The prophet Jeremiah speaks this image:

“They dress the wound of my people as though it were not serious. “Peace, peace,” they say, when there is no peace.” (Jeremiah 6:14)

A recent BBC series The Pact included a church going character who is wracked with guilt about a foolish prank that has turned into a disaster. Before the facts come to light, she is having a conversation with her vicar.

Nancy says: “I am hiding who I really am, all of the blackness, I do try to be a good person but it is just a façade, and behind it is darkness biding its time, tapping away at the back of my mind, tempting me.”

The vicar replies: “You are too hard on yourself.
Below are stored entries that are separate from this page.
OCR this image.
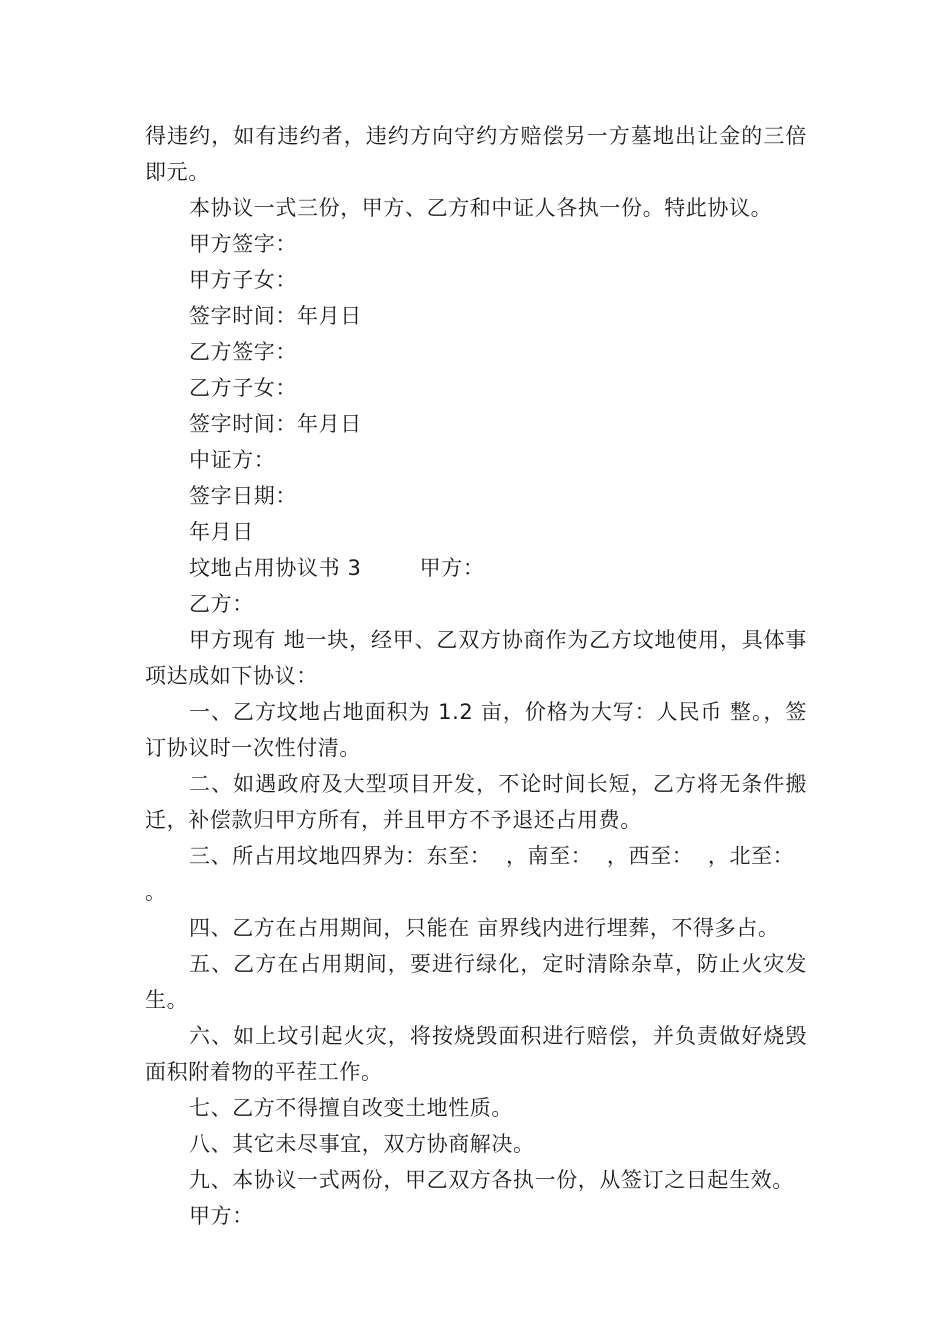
得违约，如有违约者，违约方向守约方赔偿另一方墓地出让金的三倍即元。

本协议一式三份，甲方、乙方和中证人各执一份。特此协议。

甲方签字：

甲方子女：

签字时间：年月日

乙方签字：

乙方子女：

签字时间：年月日

中证方：

签字日期：

年月日

坟地占用协议书 3        甲方：

乙方：

甲方现有 地一块，经甲、乙双方协商作为乙方坟地使用，具体事项达成如下协议：

一、乙方坟地占地面积为 1.2 亩，价格为大写：人民币 整。，签订协议时一次性付清。

二、如遇政府及大型项目开发，不论时间长短，乙方将无条件搬迁，补偿款归甲方所有，并且甲方不予退还占用费。

三、所占用坟地四界为：东至：  ，南至：  ，西至：  ，北至：  。

四、乙方在占用期间，只能在 亩界线内进行埋葬，不得多占。

五、乙方在占用期间，要进行绿化，定时清除杂草，防止火灾发生。

六、如上坟引起火灾，将按烧毁面积进行赔偿，并负责做好烧毁面积附着物的平茬工作。

七、乙方不得擅自改变土地性质。

八、其它未尽事宜，双方协商解决。

九、本协议一式两份，甲乙双方各执一份，从签订之日起生效。

甲方：
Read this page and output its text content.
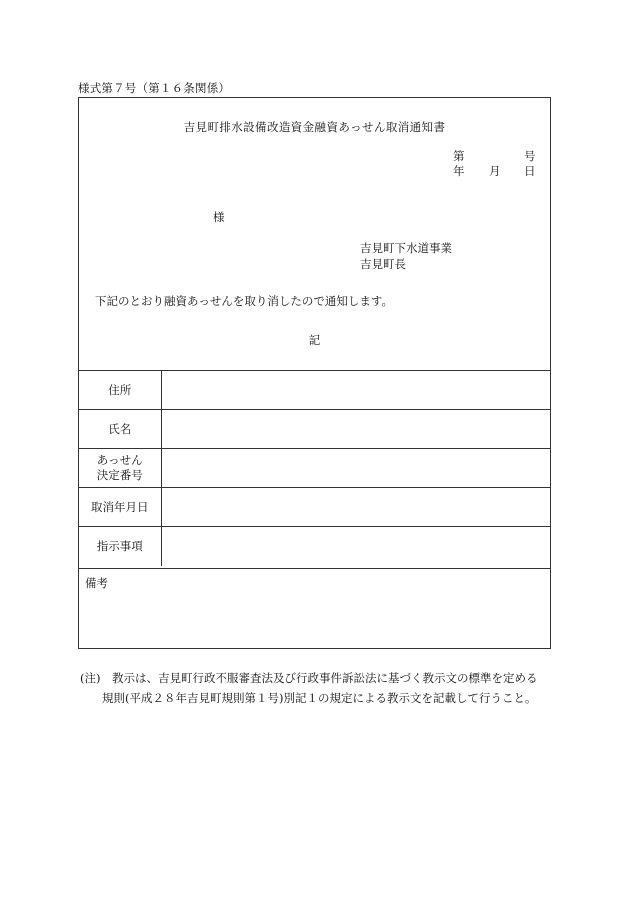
様式第７号（第１６条関係）
吉見町排水設備改造資金融資あっせん取消通知書
第	号
年 月 日
様
吉見町下水道事業
吉見町長
下記のとおり融資あっせんを取り消したので通知します。
記
住所	
氏名	

あっせん
決定番号	

取消年月日	
指示事項	
備考
(注)　教示は、吉見町行政不服審査法及び行政事件訴訟法に基づく教示文の標準を定める
規則(平成２８年吉見町規則第１号)別記１の規定による教示文を記載して行うこと。
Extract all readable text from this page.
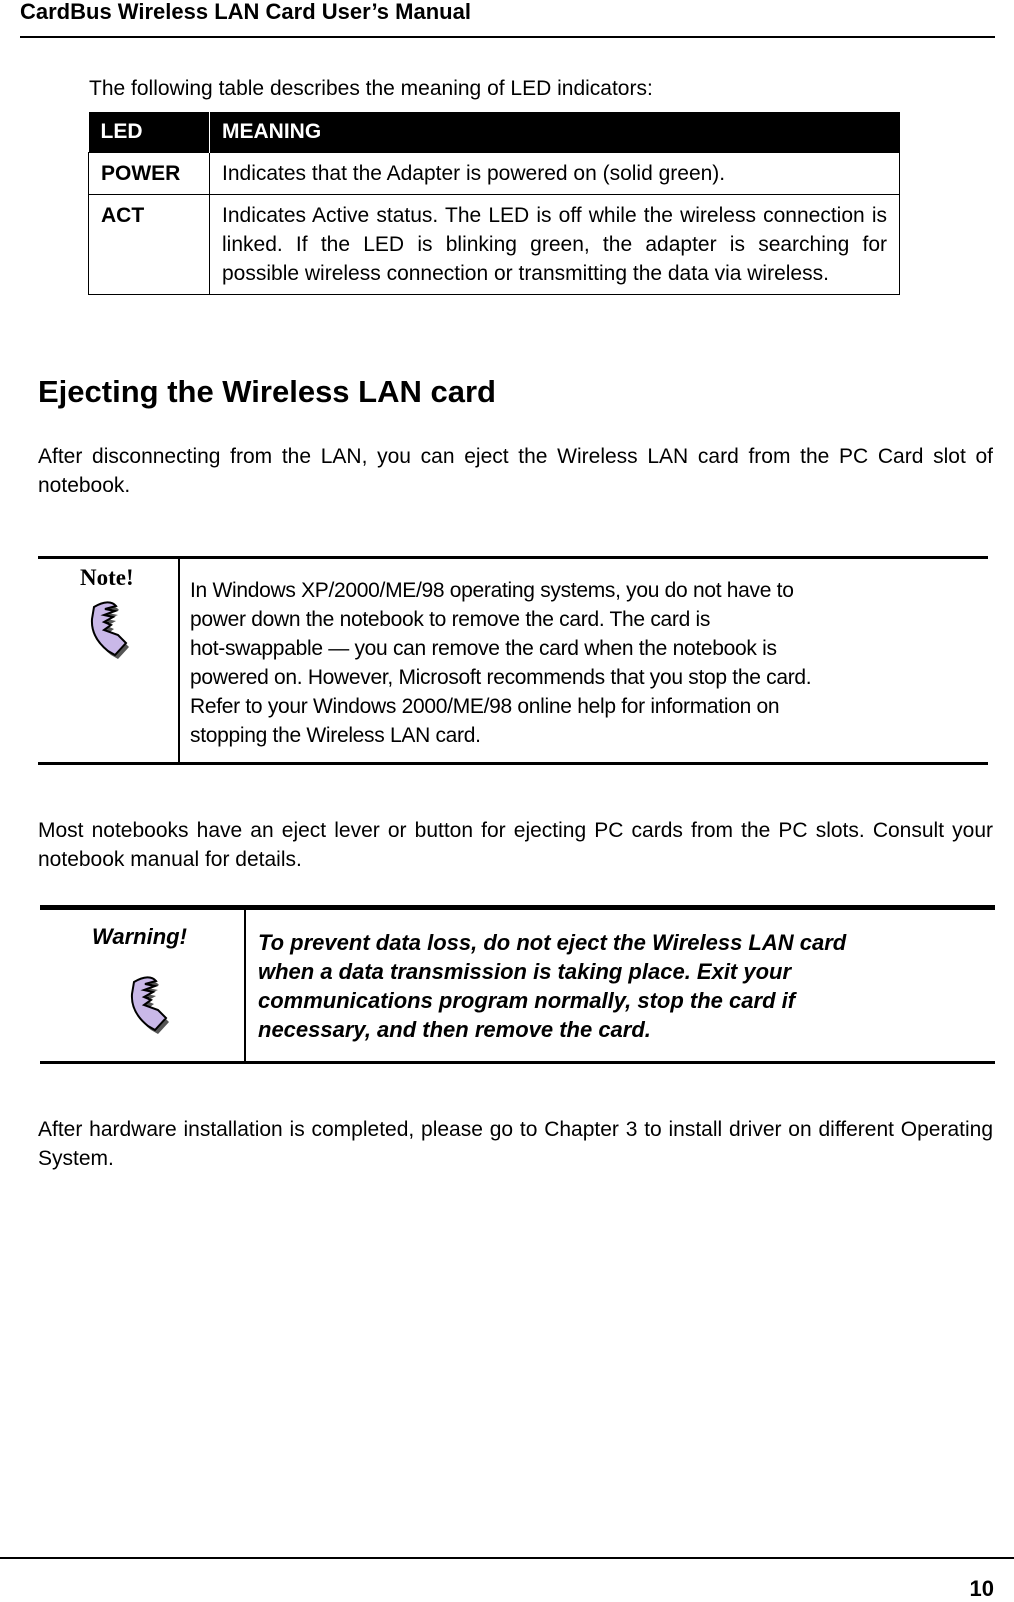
CardBus Wireless LAN Card User’s Manual
The following table describes the meaning of LED indicators:
LED	MEANING
POWER	Indicates that the Adapter is powered on (solid green).
ACT	Indicates Active status. The LED is off while the wireless connection is linked. If the LED is blinking green, the adapter is searching for possible wireless connection or transmitting the data via wireless.
Ejecting the Wireless LAN card
After disconnecting from the LAN, you can eject the Wireless LAN card from the PC Card slot of notebook.
Note!
In Windows XP/2000/ME/98 operating systems, you do not have to
power down the notebook to remove the card. The card is
hot-swappable — you can remove the card when the notebook is
powered on. However, Microsoft recommends that you stop the card.
Refer to your Windows 2000/ME/98 online help for information on
stopping the Wireless LAN card.
Most notebooks have an eject lever or button for ejecting PC cards from the PC slots. Consult your notebook manual for details.
Warning!	To prevent data loss, do not eject the Wireless LAN card
when a data transmission is taking place. Exit your
communications program normally, stop the card if
necessary, and then remove the card.
After hardware installation is completed, please go to Chapter 3 to install driver on different Operating System.
10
You strive for a perfection that no one expects of you, least of all God. The fact that you strive, that’s enough. I think you have earned enough points from him upstairs to take the odd liberty. For once in your life put yourself first … If you want forgiveness all you need to do is to ask for it.”

It is not difficult to conclude that Nancy displays a healthier theology of God than the Vicar.

Nancy is being honest about the grip that the darkness of sin is beginning to have in her life. At this point she does need a reassurance of God’s love, acceptance and forgiveness. Yet she does not need the Grand Old Man upstairs image that suggests a bean counter approach to forgiveness. If we have gained enough brownie points in our lives, we deserve a free spin on the wheel of forgiveness. If our account is in credit, we retain access to the network.

Preachers can fall into the two opposite extremes of depicting God as too harsh or too lenient.

When we clean the lenses through which we view God we find that God is clear about the reality of our sin but equally clear about the fact there is a way back to him from the mess that sin produces in our lives.